是Python中字典的Key/ValueKeys 是传感器数据,Values 是出现次数。我需要查找两个 Key/Value 是否匹配,如下例所示:

959.0: 116-959.0: 108

这里,传感器数据959.0-959.0分别重复(发生)116108次。在我的系统中,我可以假设 959.0 是好的数据。但这并不总是理想的情况。传感器数据可以是 958, -955, 952, etc 及其各自的出现次数。我需要从我的数据库中找到好的传感器数据,这样每个数据都具有相似的相反值并且出现的次数接近。


此刻,我正在通过绘制数据(x 是传感器数据,y 是出现的次数)并水平和垂直过滤来手动解决它。例如:

    for key in list(data.keys()):  ## Filtering sensor data based on their difference on occurance times
        if ((-1*key) in data.keys() and abs(data[key]-data[(-1*key)])<2): 
        #if (-1*key) in data.keys(): 
        else: del data[key]
    for key in list(data.keys()):  ##Horizontal filter (based on number of occurance)
         if data[key] >20 or abs(key)>1000:
         else: del data[key]

lists = sorted(data.items()) # sorted by key, return a list of tuples

x, y = zip(*lists) # unpack a list of pairs into two tuples

plt.plot(x, y,marker="*")

有没有更好的统计方法来解决我在 Python 中的问题?谢谢。

您可以使用 pandas 数据框的 apply() 方法来计算有用的数据,以不同的精度过滤所需的传感器。在此方法中设置 axis=1 允许定义一个对每一行进行操作的函数。 例如,您可以使用一种类似于您手动执行的方法:

  1. 修复传感器相似度的阈值
  2. 修复出现相似度的阈值
  3. 修复相似传感器数量的阈值 + 单个数据点必须被视为有效的出现次数


# The data variable is the one provided in the example
# Prepare Pandas dataframe
data_dict = {"sensor": list(), "occ": list()}
for k,v in data.items():
df = pd.DataFrame(data_dict)

# Add support column for filtering
df["ct"] =  pd.NaT

# Chose sensor similarity threshold
threshold = 2

# Populate the column
df["ct"] = df.apply(lambda x: get_sensor_count(x, threshold, df), axis=1)


# Get the count of "similar" sensors
def get_sensor_count(row, threshold, df):
    # First check if sensor hava similar value, then if they have opposite signs
    return df[(abs(abs(df["sensor"]) - abs(row["sensor"])) < threshold) & (df["sensor"] * row["sensor"] < 0)]["sensor"].count()


# If at least one silimar sensor, keep it
df_good_sensors = df[df["ct"] > 0]


# Filter occurrences
df_good_occ = df_good_sensors[(df["occ"] > 20) | (abs(df["sensor"] > 1000))]


 # Chose occurrences similarity threshold
 o_threshold = 5 
 df_good_occ["ct"] = pd.NaT
 df_good_occ["ct"] = df_good_occ.apply(lambda x: get_occ_count(x, threshold, o_threshold, df_good_occ), axis=1)

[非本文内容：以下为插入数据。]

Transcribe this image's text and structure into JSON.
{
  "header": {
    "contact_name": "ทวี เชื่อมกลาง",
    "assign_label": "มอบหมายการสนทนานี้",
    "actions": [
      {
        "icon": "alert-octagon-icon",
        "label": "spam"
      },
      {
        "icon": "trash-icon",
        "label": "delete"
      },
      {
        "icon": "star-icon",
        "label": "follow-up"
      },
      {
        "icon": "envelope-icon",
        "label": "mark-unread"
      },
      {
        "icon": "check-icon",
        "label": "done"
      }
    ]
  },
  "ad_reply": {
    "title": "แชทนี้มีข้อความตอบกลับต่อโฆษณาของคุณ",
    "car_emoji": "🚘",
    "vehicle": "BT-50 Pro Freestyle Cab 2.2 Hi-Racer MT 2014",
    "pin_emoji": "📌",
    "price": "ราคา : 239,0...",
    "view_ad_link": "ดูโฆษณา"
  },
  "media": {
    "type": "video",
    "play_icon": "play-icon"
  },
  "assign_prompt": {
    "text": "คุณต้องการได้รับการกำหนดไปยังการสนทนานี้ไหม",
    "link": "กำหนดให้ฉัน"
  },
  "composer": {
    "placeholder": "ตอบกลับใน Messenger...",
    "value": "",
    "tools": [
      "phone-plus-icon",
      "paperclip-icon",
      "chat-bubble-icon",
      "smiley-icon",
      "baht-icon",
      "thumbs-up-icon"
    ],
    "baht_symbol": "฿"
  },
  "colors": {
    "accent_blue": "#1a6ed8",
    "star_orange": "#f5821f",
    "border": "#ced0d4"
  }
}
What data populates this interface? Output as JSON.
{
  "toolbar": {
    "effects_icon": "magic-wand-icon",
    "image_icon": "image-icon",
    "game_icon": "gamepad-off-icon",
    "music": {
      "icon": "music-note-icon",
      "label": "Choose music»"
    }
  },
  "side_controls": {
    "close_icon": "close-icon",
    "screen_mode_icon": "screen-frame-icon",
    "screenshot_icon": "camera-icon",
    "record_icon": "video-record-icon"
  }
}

def get_occ_count(row, s_threshold, o_threshold, df):
    # Get similar sensors using the previous sensor threshold
    to_check = df[(abs(abs(df["sensor"]) - abs(row["sensor"])) < s_threshold) & (df["sensor"] * row["sensor"] < 0)]
    # Count only the occurrences values similar to the current sensors
    return to_check[abs(to_check["occ"] - to_check["occ"]) < o_threshold]["sensor"].count()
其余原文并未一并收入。